Confeccionado por L. Niccolini S/A Indústria Gráfica, de São Paulo, foi uma "Edição especial de dois mil exemplares, com autorização do autor, para venda em benefício das obras de restauração do Convento de Santo Antonio do Valongo da Cidade de Santos".

Esta é a íntegra dessa obra de 120 páginas (exemplar no acervo do pesquisador de História e professor Francisco Carballa - ortografia atualizada nesta transcrição):

[...]


Parte do frontispício antes do seu novo revestimento

Foto e legenda publicadas com o texto


Histórico

Do Convento de Santo Antônio do Valongo, de Santos

A cidade de Santos assenta numa vasta planície da ilha de S. Vicente. A história da colonização dessa ilha, como aliás de todo o Brasil, começa com a expedição de Martim Afonso de Souza, que partiu em demanda das terras de Vera Cruz, em fins de 1530. De par com a autoridade de capitão-mor, trazia os mais amplos poderes, inclusive o de dar sesmarias, concedidos por d. João III, por Carta de 20 de novembro do mesmo ano [1].

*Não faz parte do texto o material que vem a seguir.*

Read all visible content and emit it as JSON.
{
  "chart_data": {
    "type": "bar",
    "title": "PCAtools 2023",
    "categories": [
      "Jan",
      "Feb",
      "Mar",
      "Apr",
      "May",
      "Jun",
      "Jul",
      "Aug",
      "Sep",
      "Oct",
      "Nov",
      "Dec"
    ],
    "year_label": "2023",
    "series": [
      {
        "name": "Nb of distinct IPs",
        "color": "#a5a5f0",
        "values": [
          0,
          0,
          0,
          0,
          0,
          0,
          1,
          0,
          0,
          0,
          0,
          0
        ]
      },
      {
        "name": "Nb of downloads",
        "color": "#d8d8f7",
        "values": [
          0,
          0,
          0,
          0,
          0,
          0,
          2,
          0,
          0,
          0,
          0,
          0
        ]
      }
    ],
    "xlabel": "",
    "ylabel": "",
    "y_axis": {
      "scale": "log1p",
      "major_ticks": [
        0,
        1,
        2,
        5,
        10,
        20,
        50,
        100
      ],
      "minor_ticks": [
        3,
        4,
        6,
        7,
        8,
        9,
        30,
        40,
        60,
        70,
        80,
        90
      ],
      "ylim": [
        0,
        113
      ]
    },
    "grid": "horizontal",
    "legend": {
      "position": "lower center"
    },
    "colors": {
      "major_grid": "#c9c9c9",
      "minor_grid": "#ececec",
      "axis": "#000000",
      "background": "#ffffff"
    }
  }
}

Depois de estacionar em vários pontos do Brasil e já de volta do Rio da Prata, a frota chegou à barra do porto de São Vicente no dia 21 de janeiro de 1532. No dia imediato, dia de S. Vicente mártir, realizou o desembarque, e como todos achassem a terra muito boa, o capitão-mor mandou povoá-la e fundou duas vilas - a de São Vicente e a de Piratininga. Mas esta desapareceu em breve [2].

Em companhia de Martim Afonso veio, entre outros, Braz Cubas. Fora criado na casa do mesmo capitão-mor e tinha apenas 25 anos de idade, pois nasceu cerca de 1507. Quem diria que, em breve, o nome deste moço ficaria em maior destaque nos anais da ilha de S. Vicente do que o do fundador da vila do mártir espanhol?

Quatro anos e oito meses depois do desembarque dos primeiros povoadores, Braz Cubas obteve uma sesmaria na foz do Rio Jurubatuba, por Carta de 25 de setembro de 1536. Passou-a d. Ana Pimentel em nome de Martim Afonso, seu marido ausente, de quem era procuradora. Durante os primeiros quatro anos tomou conta desta sesmaria o pai João Pires Braz Cubas, mas desde 1540 administrou-a o filho sesmeiro. Cultivava-se no sítio a cana doce [3].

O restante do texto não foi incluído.